Opinion piece by Sharon Paterson, Chief Executive Officer, Infiniti Insurance Limited.
Most people welcomed 2020 with considerable optimism. Businesses across the world had strong revenue forecasts, supported by a trend of substantial economic growth. Then the world started to change in fundamental ways right before our eyes.
In March the Pandemic rendered all economic projections and business forecasts moot for 2020, while industries across all sectors were forced to reinvent the way business is done, leading to dramatic shifts in the landscape of the risks we face.
The dynamics around Non-Life insurance have proved to be particularly demanding, keeping the industry in constant development mode as it evolves to meet new challenges and increasingly unpredictable risks where uncertainties are prevalent.

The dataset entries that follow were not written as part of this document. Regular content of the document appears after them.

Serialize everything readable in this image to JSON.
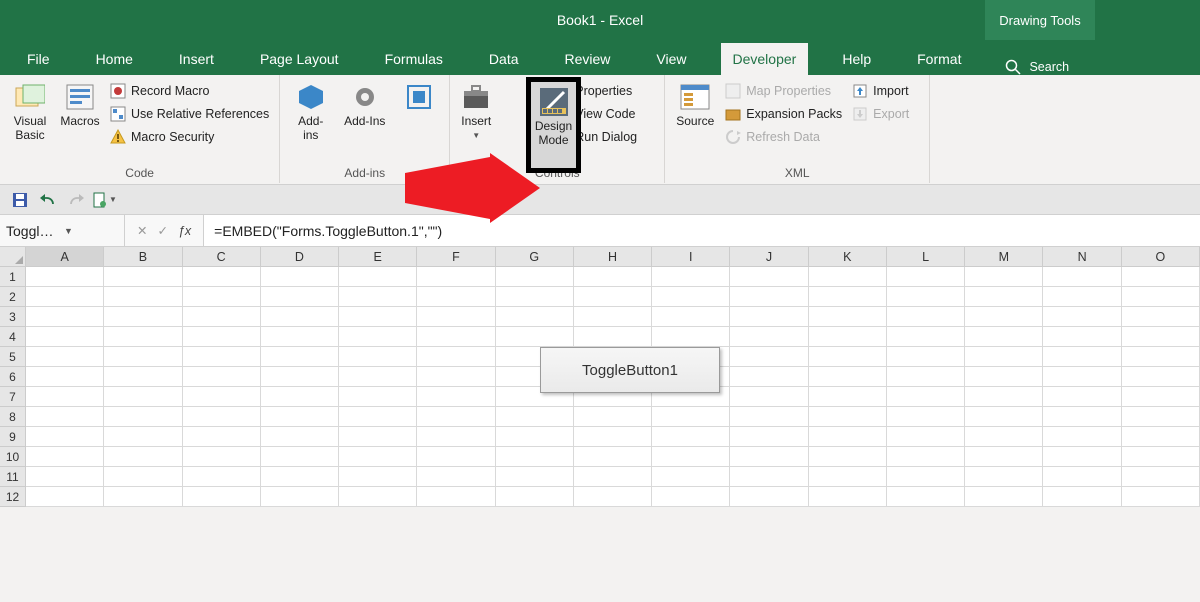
{
  "titlebar": {
    "title": "Book1  -  Excel",
    "tool_tab": "Drawing Tools"
  },
  "tabs": {
    "file": "File",
    "home": "Home",
    "insert": "Insert",
    "pagelayout": "Page Layout",
    "formulas": "Formulas",
    "data": "Data",
    "review": "Review",
    "view": "View",
    "developer": "Developer",
    "help": "Help",
    "format": "Format",
    "search": "Search"
  },
  "ribbon": {
    "code": {
      "visual_basic": "Visual\nBasic",
      "macros": "Macros",
      "record_macro": "Record Macro",
      "use_relative": "Use Relative References",
      "macro_security": "Macro Security",
      "label": "Code"
    },
    "addins": {
      "addins_big1": "Add-\nins",
      "addins_big2": "Add-Ins",
      "label": "Add-ins"
    },
    "controls": {
      "insert": "Insert",
      "design_mode": "Design\nMode",
      "properties": "Properties",
      "view_code": "View Code",
      "run_dialog": "Run Dialog",
      "label": "Controls"
    },
    "xml": {
      "source": "Source",
      "map_properties": "Map Properties",
      "expansion_packs": "Expansion Packs",
      "refresh_data": "Refresh Data",
      "import": "Import",
      "export": "Export",
      "label": "XML"
    }
  },
  "namebox": "ToggleBut...",
  "formula": "=EMBED(\"Forms.ToggleButton.1\",\"\")",
  "columns": [
    "A",
    "B",
    "C",
    "D",
    "E",
    "F",
    "G",
    "H",
    "I",
    "J",
    "K",
    "L",
    "M",
    "N",
    "O"
  ],
  "rows": [
    "1",
    "2",
    "3",
    "4",
    "5",
    "6",
    "7",
    "8",
    "9",
    "10",
    "11",
    "12"
  ],
  "toggle_label": "ToggleButton1"
}
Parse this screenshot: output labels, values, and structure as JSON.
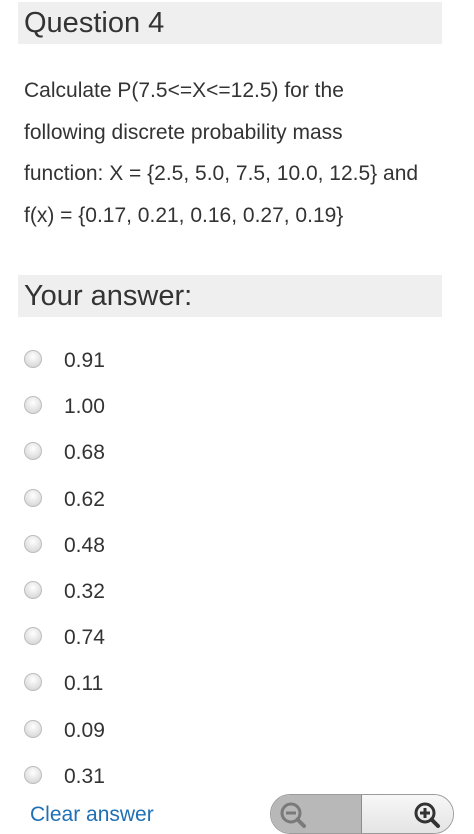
{
  "question": {
    "title": "Question 4",
    "lines": [
      "Calculate P(7.5<=X<=12.5) for the",
      "following discrete probability mass",
      "function: X = {2.5, 5.0, 7.5, 10.0, 12.5} and",
      "f(x) = {0.17, 0.21, 0.16, 0.27, 0.19}"
    ]
  },
  "answer": {
    "title": "Your answer:",
    "options": [
      "0.91",
      "1.00",
      "0.68",
      "0.62",
      "0.48",
      "0.32",
      "0.74",
      "0.11",
      "0.09",
      "0.31"
    ],
    "clear_label": "Clear answer"
  },
  "zoom": {
    "out_icon": "zoom-out-icon",
    "in_icon": "zoom-in-icon"
  },
  "colors": {
    "link": "#1f6fb5",
    "header_bg": "#efefef",
    "text": "#333333"
  }
}
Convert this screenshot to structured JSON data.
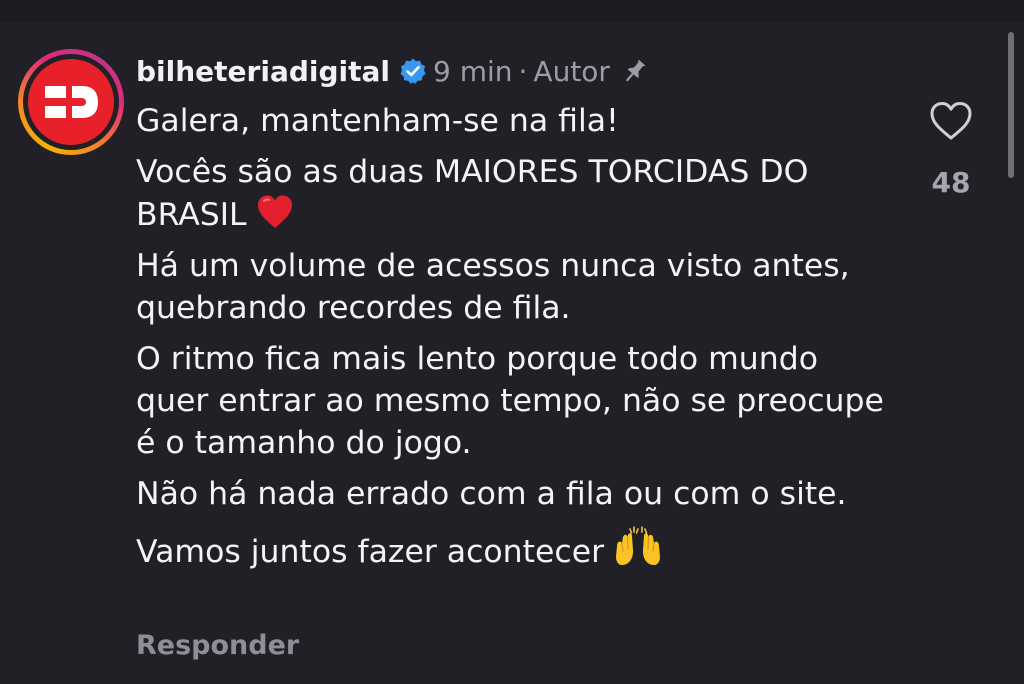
{
  "comment": {
    "username": "bilheteriadigital",
    "time": "9 min",
    "separator": "·",
    "author_label": "Autor",
    "paragraphs": [
      {
        "text": "Galera, mantenham-se na fila!"
      },
      {
        "text": "Vocês são as duas MAIORES TORCIDAS DO BRASIL",
        "emoji": "red-heart"
      },
      {
        "text": "Há um volume de acessos nunca visto antes, quebrando recordes de fila."
      },
      {
        "text": "O ritmo fica mais lento porque todo mundo quer entrar ao mesmo tempo, não se preocupe é o tamanho do jogo."
      },
      {
        "text": "Não há nada errado com a fila ou com o site."
      },
      {
        "text": "Vamos juntos fazer acontecer",
        "emoji": "raising-hands"
      }
    ],
    "like_count": "48",
    "reply_label": "Responder"
  },
  "icons": {
    "verified": "verified-badge-icon",
    "pin": "pin-icon",
    "like": "heart-outline-icon",
    "avatar_logo": "bilheteria-digital-logo"
  },
  "colors": {
    "background": "#202026",
    "text": "#f4f4f6",
    "muted": "#9b9ca4",
    "verified_blue": "#3897f0",
    "logo_red": "#e8202a"
  }
}
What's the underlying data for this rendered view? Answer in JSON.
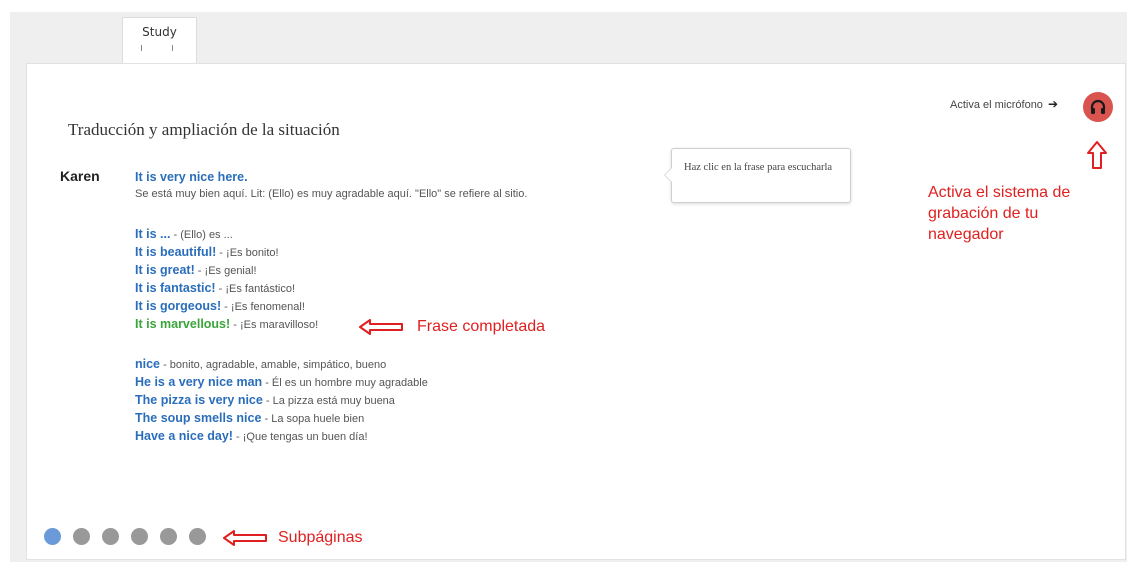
{
  "tabs": [
    {
      "label": "Study"
    }
  ],
  "header": {
    "mic_label": "Activa el micrófono",
    "mic_icon": "headphones-icon"
  },
  "section": {
    "title": "Traducción y ampliación de la situación",
    "speaker": "Karen",
    "phrase": "It is very nice here.",
    "translation": "Se está muy bien aquí. Lit: (Ello) es muy agradable aquí. \"Ello\" se refiere al sitio."
  },
  "tooltip": {
    "text": "Haz clic en la frase para escucharla"
  },
  "group1": [
    {
      "en": "It is ...",
      "es": " - (Ello) es ..."
    },
    {
      "en": "It is beautiful!",
      "es": " - ¡Es bonito!"
    },
    {
      "en": "It is great!",
      "es": " - ¡Es genial!"
    },
    {
      "en": "It is fantastic!",
      "es": " - ¡Es fantástico!"
    },
    {
      "en": "It is gorgeous!",
      "es": " - ¡Es fenomenal!"
    },
    {
      "en": "It is marvellous!",
      "es": " - ¡Es maravilloso!"
    }
  ],
  "group2": [
    {
      "en": "nice",
      "es": " - bonito, agradable, amable, simpático, bueno"
    },
    {
      "en": "He is a very nice man",
      "es": " - Él es un hombre muy agradable"
    },
    {
      "en": "The pizza is very nice",
      "es": " - La pizza está muy buena"
    },
    {
      "en": "The soup smells nice",
      "es": " - La sopa huele bien"
    },
    {
      "en": "Have a nice day!",
      "es": " - ¡Que tengas un buen día!"
    }
  ],
  "annotations": {
    "mic": "Activa el sistema de grabación de tu navegador",
    "completed": "Frase completada",
    "subpages": "Subpáginas"
  },
  "pagination": {
    "count": 6,
    "active_index": 0
  },
  "colors": {
    "phrase_blue": "#2a6ebb",
    "completed_green": "#3aa53a",
    "annotation_red": "#e02020",
    "mic_red": "#d9534f",
    "dot_active": "#6a9bd8",
    "dot_inactive": "#999999"
  }
}
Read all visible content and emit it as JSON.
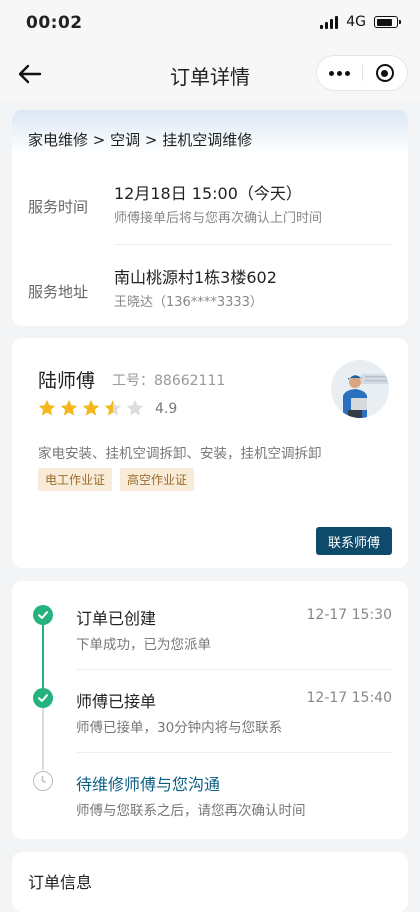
{
  "status_bar": {
    "time": "00:02",
    "network": "4G"
  },
  "nav": {
    "title": "订单详情"
  },
  "service": {
    "breadcrumb": "家电维修 > 空调 > 挂机空调维修",
    "time_label": "服务时间",
    "time_value": "12月18日  15:00（今天）",
    "time_note": "师傅接单后将与您再次确认上门时间",
    "address_label": "服务地址",
    "address_value": "南山桃源村1栋3楼602",
    "contact": "王晓达（136****3333）"
  },
  "master": {
    "name": "陆师傅",
    "work_no": "工号：88662111",
    "rating": "4.9",
    "stars": 3.5,
    "star_color": "#f5b719",
    "skills": "家电安装、挂机空调拆卸、安装，挂机空调拆卸",
    "certificates": [
      "电工作业证",
      "高空作业证"
    ],
    "contact_button": "联系师傅"
  },
  "timeline": [
    {
      "title": "订单已创建",
      "time": "12-17 15:30",
      "desc": "下单成功，已为您派单",
      "state": "done"
    },
    {
      "title": "师傅已接单",
      "time": "12-17 15:40",
      "desc": "师傅已接单，30分钟内将与您联系",
      "state": "done"
    },
    {
      "title": "待维修师傅与您沟通",
      "time": "",
      "desc": "师傅与您联系之后，请您再次确认时间",
      "state": "pending"
    }
  ],
  "order_info": {
    "title": "订单信息"
  },
  "colors": {
    "accent": "#0e4a6a",
    "success": "#25b27f",
    "tag_bg": "#f8ecd9",
    "tag_text": "#9a6b2c"
  }
}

The recent past has seen escalating pressures on the insurance industry the world over, with the number of climate-related disasters tripling in 30 years. In the last few months, we have seen major occurrences including non-climate related events such as the Beirut explosion and Covid-19 pandemic which give greater context to the dynamics and challenges at play in the industry;
Typhoon Goni, one of the most powerful storms on record, slammed into the Philippines in November displacing hundreds of thousands of people as the Philippines grappled with one of the worst Coronavirus outbreaks in Southeast Asia.
The 2020 California wildfires were particularly brutal this winter, affecting an area covering 1 764 234 hectares, killing 32 people and destroying 10 488 buildings.
The smoke cloud from the Australian summer bushfires were three-times larger than anything previously recorded – Cloud measured 1,000km across, travelled 66,000km and was on par with the ‘strongest volcanic eruptions in the past 25 years, scientists say.
On 4 August 2020, a large amount of ammonium nitrate stored at the port of the city of Beirut, the capital of Lebanon, exploded, causing at least 204 deaths, 6,500 injuries, and US$15 billion in property damage, and leaving an estimated 300,000 people homeless.
In South Africa our average annual temperatures have increased by 1.5 times more than the observed global average of 0.65°C recorded in the past 50 years. In addition, extreme rainfall events have increased in frequency. This according to The African Climate and Development Initiative.
There is no question that the industry is reeling under this burden, while it moves swiftly to address the growing hurdles, to ensure sustainability and the essential protection it gives clients.
The global Covid 19 pandemic – in essence another form of disaster with its disruption of lives, livelihoods and economies – has nevertheless also brought about some positive changes to business and our daily lives. The lockdown has demanded new ways of doing business from enhancing technology-driven efficiencies, acting as a catalyst for operational transformation, developing new business models and connecting more closely with customers. It has led to businesses becoming more competitive while prioritising marketing with the focus on retaining existing business and exploring new and diverse business opportunities.
The insurance industry must move away from a focus on analysing historical data in a paradigm shift to predictive risk assessment methods. The calamitous events have also demanded that the industry cover products that are innovated to address clients’ needs in this constantly changing environment.
“In looking at the crucial role of brokers we find those in the Infiniti ambit have positively accepted the necessity of doing business differently, especially working remotely and increasing efficiency of virtual meetings and the adoption of digital platforms.
From a personal observation, as Chief Executive Officer, I have learnt that the ethos of our company is not tied to the office and is not entirely dependent, in this age of technology, on us all working from one venue but rather on us interacting daily. We can still offer unparalleled service from wherever we are if we are prepared to put in the effort required and we have. We are successfully living our Business Continuity Plan in a way we would never have envisaged a year ago. Having said that, as CEO, I have found that I am more effective when I can more easily utilize the support that I have from my team and this I get from being together in one office. We are in the people business.
The lockdown gave as an opportunity of re-evaluating our lives. I found, like many others, how much disposable income went on non-essentials. Perhaps this change in spending behaviour will help lower the levels of household debt in the country and even result in a culture of saving?